Pour conclure, j'ajouterais que si le sadisme - ou le masochisme - peuvent tous deux se satisfaire d'être une muse virtuelle, errant élégamment dans les limbes de fantasmes littéraires très respectueux des convenances sociales, le cas contraire n'est toutefois pas exclu. Il ne faudrait pas perdre de vue que la « volupté noire » à l'oeuvre dans les pages d'un livre puisse fort bien trouver un écho très réel sur de la chair bien vivante. Et il ne faudrait pas oublier non plus que Sade, homme de théâtre avant tout, était un excellent comédien.

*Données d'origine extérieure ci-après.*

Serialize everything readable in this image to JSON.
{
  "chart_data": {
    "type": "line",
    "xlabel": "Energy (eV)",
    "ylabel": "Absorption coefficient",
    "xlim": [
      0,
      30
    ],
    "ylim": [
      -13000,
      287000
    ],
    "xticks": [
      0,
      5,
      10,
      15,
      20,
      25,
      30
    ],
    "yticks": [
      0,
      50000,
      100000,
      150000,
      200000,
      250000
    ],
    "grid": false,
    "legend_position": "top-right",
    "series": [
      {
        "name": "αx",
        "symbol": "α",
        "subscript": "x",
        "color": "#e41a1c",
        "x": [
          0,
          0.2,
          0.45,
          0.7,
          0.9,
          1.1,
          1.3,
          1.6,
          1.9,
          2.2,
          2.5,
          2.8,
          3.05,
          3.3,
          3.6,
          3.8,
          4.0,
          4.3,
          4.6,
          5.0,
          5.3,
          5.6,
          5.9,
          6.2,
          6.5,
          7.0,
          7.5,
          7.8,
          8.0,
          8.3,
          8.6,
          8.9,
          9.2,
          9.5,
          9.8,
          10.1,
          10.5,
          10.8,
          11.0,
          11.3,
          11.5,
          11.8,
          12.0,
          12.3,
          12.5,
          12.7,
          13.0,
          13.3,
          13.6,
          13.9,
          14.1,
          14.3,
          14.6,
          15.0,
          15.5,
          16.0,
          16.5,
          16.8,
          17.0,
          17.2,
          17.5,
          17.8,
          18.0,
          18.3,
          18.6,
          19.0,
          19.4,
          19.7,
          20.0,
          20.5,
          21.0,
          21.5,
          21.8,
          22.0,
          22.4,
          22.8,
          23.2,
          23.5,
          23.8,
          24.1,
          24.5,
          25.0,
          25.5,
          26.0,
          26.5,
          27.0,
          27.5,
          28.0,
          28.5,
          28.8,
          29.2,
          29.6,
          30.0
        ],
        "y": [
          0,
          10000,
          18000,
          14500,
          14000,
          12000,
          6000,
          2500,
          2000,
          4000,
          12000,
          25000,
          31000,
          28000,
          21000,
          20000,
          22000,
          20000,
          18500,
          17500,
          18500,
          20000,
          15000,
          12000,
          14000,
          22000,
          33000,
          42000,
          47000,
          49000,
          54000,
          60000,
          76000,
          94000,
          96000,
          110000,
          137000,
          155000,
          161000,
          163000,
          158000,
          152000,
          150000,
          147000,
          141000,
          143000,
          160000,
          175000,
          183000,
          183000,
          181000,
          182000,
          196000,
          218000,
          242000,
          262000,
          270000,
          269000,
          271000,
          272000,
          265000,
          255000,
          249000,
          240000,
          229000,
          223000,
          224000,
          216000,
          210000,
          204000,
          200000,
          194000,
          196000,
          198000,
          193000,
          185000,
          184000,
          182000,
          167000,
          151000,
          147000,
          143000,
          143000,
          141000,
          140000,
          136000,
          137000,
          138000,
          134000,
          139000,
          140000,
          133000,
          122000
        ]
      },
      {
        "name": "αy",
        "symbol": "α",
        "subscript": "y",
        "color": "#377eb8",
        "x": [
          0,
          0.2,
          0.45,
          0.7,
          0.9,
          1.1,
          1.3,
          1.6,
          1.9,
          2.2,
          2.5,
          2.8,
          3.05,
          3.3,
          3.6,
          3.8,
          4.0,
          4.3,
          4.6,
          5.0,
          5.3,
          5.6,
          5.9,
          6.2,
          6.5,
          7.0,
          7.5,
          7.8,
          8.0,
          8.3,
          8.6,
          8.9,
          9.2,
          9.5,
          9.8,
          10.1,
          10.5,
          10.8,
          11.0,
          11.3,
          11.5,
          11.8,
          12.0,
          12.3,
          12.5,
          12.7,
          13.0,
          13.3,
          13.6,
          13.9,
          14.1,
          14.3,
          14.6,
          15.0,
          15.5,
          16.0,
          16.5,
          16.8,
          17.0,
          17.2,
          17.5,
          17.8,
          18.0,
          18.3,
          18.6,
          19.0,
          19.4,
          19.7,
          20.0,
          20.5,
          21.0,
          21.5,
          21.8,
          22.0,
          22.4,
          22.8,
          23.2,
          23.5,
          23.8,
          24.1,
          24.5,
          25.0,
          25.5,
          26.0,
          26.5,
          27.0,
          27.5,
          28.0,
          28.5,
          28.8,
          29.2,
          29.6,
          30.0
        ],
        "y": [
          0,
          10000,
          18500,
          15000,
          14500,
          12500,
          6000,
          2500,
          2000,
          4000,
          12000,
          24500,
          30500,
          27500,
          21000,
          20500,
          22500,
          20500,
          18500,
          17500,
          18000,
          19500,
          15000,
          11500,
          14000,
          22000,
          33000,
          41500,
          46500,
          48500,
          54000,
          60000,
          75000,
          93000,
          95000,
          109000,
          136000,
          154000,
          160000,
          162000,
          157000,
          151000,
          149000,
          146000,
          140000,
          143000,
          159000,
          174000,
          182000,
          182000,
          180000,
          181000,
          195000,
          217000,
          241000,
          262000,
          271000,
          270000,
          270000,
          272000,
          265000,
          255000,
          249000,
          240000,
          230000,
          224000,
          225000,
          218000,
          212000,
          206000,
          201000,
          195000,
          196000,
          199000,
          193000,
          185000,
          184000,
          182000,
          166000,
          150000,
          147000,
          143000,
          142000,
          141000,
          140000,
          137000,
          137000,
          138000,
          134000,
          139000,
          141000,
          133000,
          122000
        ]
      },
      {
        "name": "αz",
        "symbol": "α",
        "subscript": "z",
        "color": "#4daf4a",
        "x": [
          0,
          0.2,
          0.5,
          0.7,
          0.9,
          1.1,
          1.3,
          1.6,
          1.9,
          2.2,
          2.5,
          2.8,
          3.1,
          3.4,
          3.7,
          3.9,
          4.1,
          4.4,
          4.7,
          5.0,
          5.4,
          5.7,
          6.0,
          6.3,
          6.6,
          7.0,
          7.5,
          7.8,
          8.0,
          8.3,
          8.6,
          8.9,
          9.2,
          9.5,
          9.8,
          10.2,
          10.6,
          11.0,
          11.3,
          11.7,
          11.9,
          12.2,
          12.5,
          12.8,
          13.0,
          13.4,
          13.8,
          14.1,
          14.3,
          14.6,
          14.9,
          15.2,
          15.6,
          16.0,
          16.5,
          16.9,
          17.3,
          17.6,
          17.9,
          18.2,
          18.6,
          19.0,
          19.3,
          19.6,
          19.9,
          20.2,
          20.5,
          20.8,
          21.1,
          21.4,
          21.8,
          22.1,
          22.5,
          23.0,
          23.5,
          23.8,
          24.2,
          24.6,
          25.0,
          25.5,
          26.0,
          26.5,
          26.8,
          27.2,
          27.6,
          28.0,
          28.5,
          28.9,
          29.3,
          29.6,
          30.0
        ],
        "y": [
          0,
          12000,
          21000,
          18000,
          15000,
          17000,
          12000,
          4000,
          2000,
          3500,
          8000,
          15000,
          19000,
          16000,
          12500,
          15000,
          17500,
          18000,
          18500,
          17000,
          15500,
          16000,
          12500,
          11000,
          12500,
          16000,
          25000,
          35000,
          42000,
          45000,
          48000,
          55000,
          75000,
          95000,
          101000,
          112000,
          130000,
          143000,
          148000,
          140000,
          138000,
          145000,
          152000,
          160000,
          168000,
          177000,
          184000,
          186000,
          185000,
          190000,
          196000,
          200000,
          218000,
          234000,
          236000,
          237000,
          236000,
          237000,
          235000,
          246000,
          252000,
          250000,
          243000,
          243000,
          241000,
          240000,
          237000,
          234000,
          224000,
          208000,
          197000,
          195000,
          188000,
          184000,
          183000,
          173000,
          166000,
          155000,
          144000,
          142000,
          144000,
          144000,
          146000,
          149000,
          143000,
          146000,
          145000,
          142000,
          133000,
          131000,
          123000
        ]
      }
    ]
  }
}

Il ne répugnait ni à fouetter une Rose Keller, ramassée sur le trottoir, ni à gaver des prostituées d'aphrodisiaques toxiques, ni même à fuguer en Italie pour s'envoyer en l'air avec sa belle-soeur, enfuie de son couvent. Et encore ne s'agit-il que du faible écho de ce que les preuves parvenues jusqu'à nous permettent de reconstituer...

Sade. Une écriture du désir, par Béatrice Didier aux Éditions Denöel / Gonthier, paru en 1976 (203 pages).